I. Field
The following description relates generally to communication systems, and more particularly to a multichannel architecture for high throughput modems.
II. Background
In order to address the issue of increasing bandwidth requirements that are demanded for wireless communications systems, different schemes are being developed to allow multiple user terminals to communicate with a single access point by sharing the channel resources while achieving high data throughputs. Multiple Input or Multiple Output (MIMO) technology represents one such approach that has recently emerged as a popular technique for the next generation communication systems. MIMO technology has been adopted in several emerging wireless communications standards such as the Institute of Electrical Engineers (IEEE) 802.11 standard. IEEE 802.11 denotes a set of Wireless Local Area Network (WLAN) air interface standards developed by the IEEE 802.11 committee for short-range communications (e.g., tens of meters to a few hundred meters).

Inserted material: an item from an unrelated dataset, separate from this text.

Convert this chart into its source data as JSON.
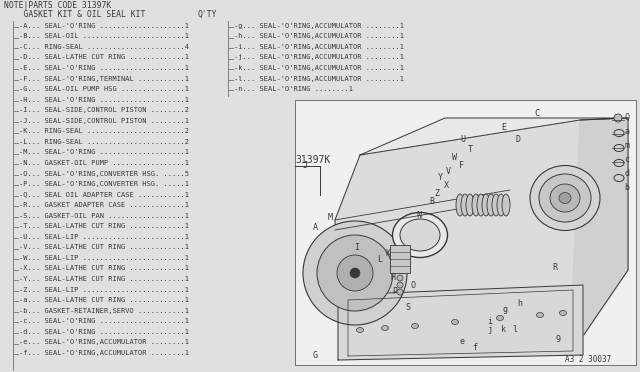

Next generation WLAN are targeting data rates that are over one (1) Gigabits per second (Gbps). One of the key enabling technologies is “multi-channel transmission,” which is aimed to increase the bandwidth to multiple channels and thereby improve throughput. Unlike other systems, achieving “multi-channel transmission” is not straightforward for several reasons. For example, devices may need to operate in asynchronous fashion in different channels, and the channels may become “de-sensed” in receive mode as a result of transmissions on the channels that are in transmit mode. Specifically, in some cases, the transmit signal in the transmit channel of the modem can be more than 100 dB stronger compared to the received signal in the received channel of the modem. Such a strong transmit signal can saturate the front-end of the receiver in the same modem, and cause non-linearities, thereby degrading the signal quality at the receiver. Another concern with multichannel modems is that the transmitted signal can become “aliased” into the received signal after analog to digital (ADC) conversion. This aliasing can degrade the signal quality at the receiver.
Consequently, it would be desirable to address one or more of the deficiencies described above.